1) "Nakheel's $12 billion Palm Island May Sink, Flood - Surveyor"

"Dubai World's troubles aren't limited to its $26 billion debt pile after a surveying expert said Palm Jumeirah, the landmark development of its real estate unit Nakheel, may be sinking into the Persian Gulf.

The island, dredged from the Gulf's seabed, is sinking by an average of 5 millimeters a year and may flood in the future if ocean levels rise, according to an executive at leading European ground survey company Fugro NPA Ltd."

2) "Chinese Husband Allows Wife To Attack Him Once a Week" (hat tip Tyler Cowen)

"The 32-year-old man, who was named by the Chongqing Evening News as Mr Zhang, took the unusual step after suffering intense abuse from his wife, who studies kung fu.

"I don't want to beat him, but arguments are inevitable and I can't help myself," his wife told the newspaper.
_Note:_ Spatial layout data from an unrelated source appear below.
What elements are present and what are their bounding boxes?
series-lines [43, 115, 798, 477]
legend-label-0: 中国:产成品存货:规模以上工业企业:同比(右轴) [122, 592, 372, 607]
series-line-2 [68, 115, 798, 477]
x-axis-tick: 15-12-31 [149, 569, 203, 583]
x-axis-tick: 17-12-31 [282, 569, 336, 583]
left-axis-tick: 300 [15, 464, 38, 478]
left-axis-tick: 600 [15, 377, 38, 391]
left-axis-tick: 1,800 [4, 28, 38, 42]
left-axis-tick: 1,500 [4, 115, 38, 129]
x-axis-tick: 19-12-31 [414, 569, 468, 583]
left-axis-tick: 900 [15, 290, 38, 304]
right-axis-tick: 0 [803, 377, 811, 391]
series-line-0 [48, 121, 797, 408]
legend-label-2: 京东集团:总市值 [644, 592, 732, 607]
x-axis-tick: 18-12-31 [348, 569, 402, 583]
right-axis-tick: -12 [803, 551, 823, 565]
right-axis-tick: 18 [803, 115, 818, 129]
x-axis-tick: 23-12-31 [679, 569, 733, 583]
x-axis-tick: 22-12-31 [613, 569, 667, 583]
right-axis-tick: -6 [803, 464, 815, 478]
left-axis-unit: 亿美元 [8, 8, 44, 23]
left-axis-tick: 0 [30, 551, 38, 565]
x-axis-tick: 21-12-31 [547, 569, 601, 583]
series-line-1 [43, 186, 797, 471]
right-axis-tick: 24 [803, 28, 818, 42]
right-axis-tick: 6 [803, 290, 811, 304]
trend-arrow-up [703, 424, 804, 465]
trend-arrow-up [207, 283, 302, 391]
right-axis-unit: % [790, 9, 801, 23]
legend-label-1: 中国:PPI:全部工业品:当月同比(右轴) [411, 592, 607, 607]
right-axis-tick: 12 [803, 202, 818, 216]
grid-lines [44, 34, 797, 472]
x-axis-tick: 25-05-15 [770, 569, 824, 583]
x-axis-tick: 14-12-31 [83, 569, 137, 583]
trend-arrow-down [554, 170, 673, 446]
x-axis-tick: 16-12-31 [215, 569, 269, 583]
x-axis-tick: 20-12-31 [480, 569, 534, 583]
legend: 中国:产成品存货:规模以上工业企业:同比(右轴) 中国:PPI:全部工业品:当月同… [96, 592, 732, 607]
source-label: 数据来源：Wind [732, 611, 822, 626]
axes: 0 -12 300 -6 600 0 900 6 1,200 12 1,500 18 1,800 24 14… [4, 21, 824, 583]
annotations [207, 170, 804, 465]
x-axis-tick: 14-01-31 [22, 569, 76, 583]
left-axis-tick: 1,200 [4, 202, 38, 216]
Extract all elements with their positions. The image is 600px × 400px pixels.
She added that in the week before they signed the deal, she had beaten him up three times."

3) Labor Department: "Available Labor Rate Increases to 10.2%" (hat tip Barry Ritholtz)

"In what is being touted by the Labor Department as extremely positive news, the nation's available labor rate has reached double digits for the first time in 26 years, bringing the total number of potentially employable Americans to an impressive 15.7 million.
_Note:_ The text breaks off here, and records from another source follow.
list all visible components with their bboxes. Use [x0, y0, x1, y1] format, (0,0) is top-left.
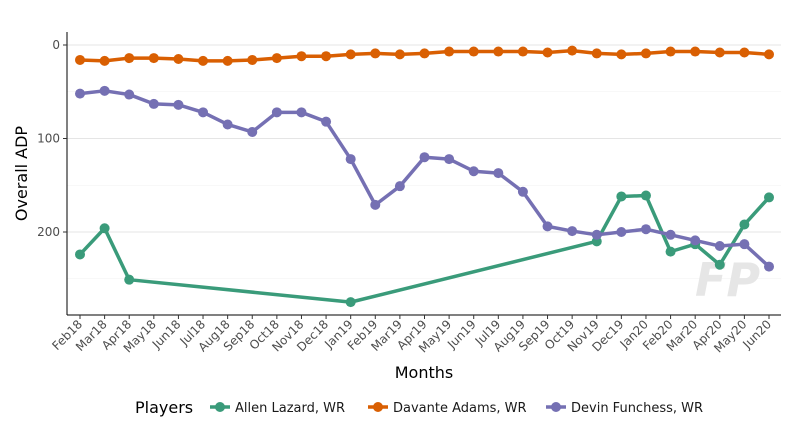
- data-point: [665, 246, 676, 257]
- data-point: [419, 152, 430, 163]
- legend-label: Allen Lazard, WR: [235, 401, 345, 416]
- data-point: [616, 227, 627, 237]
- data-point: [690, 46, 701, 57]
- data-point: [739, 47, 750, 58]
- data-point: [591, 229, 602, 240]
- data-point: [517, 46, 528, 57]
- data-point: [198, 55, 209, 66]
- data-point: [247, 54, 258, 65]
- data-point: [124, 53, 135, 64]
- data-point: [296, 51, 307, 62]
- tick-labels: 0100200Feb18Mar18Apr18May18Jun18Jul18Aug…: [37, 38, 774, 355]
- data-point: [148, 53, 159, 64]
- data-point: [370, 48, 381, 59]
- data-point: [75, 88, 85, 99]
- data-point: [468, 166, 479, 177]
- data-point: [345, 154, 356, 165]
- watermark: FP: [695, 253, 760, 307]
- data-point: [714, 241, 725, 252]
- legend-key-point: [373, 402, 383, 412]
- data-point: [419, 48, 430, 59]
- data-point: [124, 274, 135, 285]
- legend-title: Players: [135, 398, 193, 417]
- data-point: [247, 126, 258, 137]
- data-point: [271, 107, 282, 118]
- data-point: [616, 49, 627, 60]
- data-point: [665, 229, 676, 240]
- data-point: [444, 46, 455, 57]
- y-tick-label: 200: [37, 225, 60, 239]
- axes: [63, 32, 781, 319]
- data-point: [394, 181, 405, 192]
- legend-label: Devin Funchess, WR: [571, 401, 703, 416]
- data-point: [321, 51, 332, 62]
- data-point: [567, 45, 578, 56]
- data-point: [394, 49, 405, 60]
- data-point: [567, 226, 578, 237]
- data-point: [542, 47, 553, 58]
- data-point: [148, 98, 159, 109]
- legend: Players Allen Lazard, WR Davante Adams, W…: [135, 398, 703, 417]
- data-point: [739, 219, 750, 230]
- gridlines: [67, 44, 781, 280]
- y-tick-label: 0: [52, 38, 60, 52]
- data-point: [321, 116, 332, 127]
- data-point: [764, 192, 774, 203]
- data-point: [714, 47, 725, 58]
- data-point: [542, 221, 553, 232]
- y-tick-label: 100: [37, 132, 60, 146]
- data-point: [591, 48, 602, 59]
- legend-key-point: [215, 402, 225, 412]
- series-line: [78, 193, 771, 304]
- series-lines: [75, 45, 774, 308]
- data-point: [99, 223, 110, 234]
- x-axis-title: Months: [395, 363, 453, 382]
- data-point: [222, 55, 233, 66]
- legend-label: Davante Adams, WR: [393, 401, 527, 416]
- data-point: [99, 85, 110, 96]
- data-point: [345, 297, 356, 308]
- data-point: [493, 168, 504, 179]
- data-point: [739, 239, 750, 250]
- data-point: [370, 199, 381, 210]
- data-point: [296, 107, 307, 118]
- data-point: [690, 235, 701, 246]
- data-point: [198, 107, 209, 118]
- y-axis-title: Overall ADP: [12, 126, 31, 222]
- data-point: [222, 119, 233, 130]
- data-point: [764, 49, 774, 60]
- data-point: [345, 49, 356, 60]
- legend-key-point: [551, 402, 561, 412]
- data-point: [173, 54, 184, 65]
- data-point: [468, 46, 479, 57]
- data-point: [517, 186, 528, 197]
- data-point: [493, 46, 504, 57]
- data-point: [75, 54, 85, 65]
- data-point: [75, 249, 85, 260]
- data-point: [444, 154, 455, 165]
- data-point: [640, 224, 651, 235]
- data-point: [173, 99, 184, 110]
- data-point: [640, 190, 651, 201]
- data-point: [665, 46, 676, 57]
- data-point: [616, 191, 627, 202]
- data-point: [99, 55, 110, 66]
- data-point: [124, 89, 135, 100]
- data-point: [640, 48, 651, 59]
- data-point: [714, 259, 725, 270]
- data-point: [271, 53, 282, 64]
- data-point: [764, 261, 774, 272]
 "This is such an exciting time to be an employer in America," said Labor Secretary Hilda Solis, adding that every single day 6,500 more citizens join America's growing possible workforce.
"There's such a massive and diverse pool of job-ready Americans to choose from. And each month the number only gets higher."
"While our current available labor rate of 10.2 percent isn't quite as robust as it was in 1982 or 1933, we're happy to say that reaching that benchmark is no longer out of the realm of possibility," Solis continued."

"Enthusiasts of frequent-flier mileage have all kinds of crazy strategies for racking up credits, but few have been as quick and easy as turning coins into miles.
At least several hundred mile-junkies discovered that a free shipping offer on presidential and Native American $1 coins, sold at face value by the U.S. Mint, amounted to printing free frequent-flier miles. Mileage lovers ordered more than $1 million in coins until the Mint started identifying them and cutting them off.
Coin buyers charged the purchases, sold in boxes of 250 coins, to a credit card that offers frequent-flier mile awards, then took the shipments straight to the bank. They then used the coins they deposited to pay their credit-card bills. Their only cost: the car trip to make the deposit."

5)  Man Picks Up Half A Million Dollars Worth of Discarded Winning Horse Racing Tickets over 10 Years

"For the past 10 years, Jesus Leonardo has been cleaning up at an OTB parlor in Midtown Manhattan, cashing in, by his own count, nearly half a million dollars’ worth of winning tickets from wagers on thoroughbred races across the country.

During his glorious run, Mr. Leonardo, 57, has not placed a single bet.

“It is literally found money,” he said on a recent night from his private winner’s circle. He spends more than 10 hours a day there, feeding thousands of discarded betting slips through a ticket scanner in a never-ending search for someone else’s lost treasure.

“This has become my job, my life,” he said. “This is how I feed my family.”

Leonardo, who favors track suits and wears his graying hair and bushy beard in long ponytails, is what’s known in horse racing parlance as a stooper — a person who hangs around racetracks and betting parlors picking up tickets thrown away by others. Most tickets are losers, but enough are winners to make it worth his while"



But What do I Know? said...

I know--cause I read the Onion!!! The other ones are pretty cool too. . .

Anonymous said...


getyourselfconnected said...

I could not guess as they are all easily stories from today.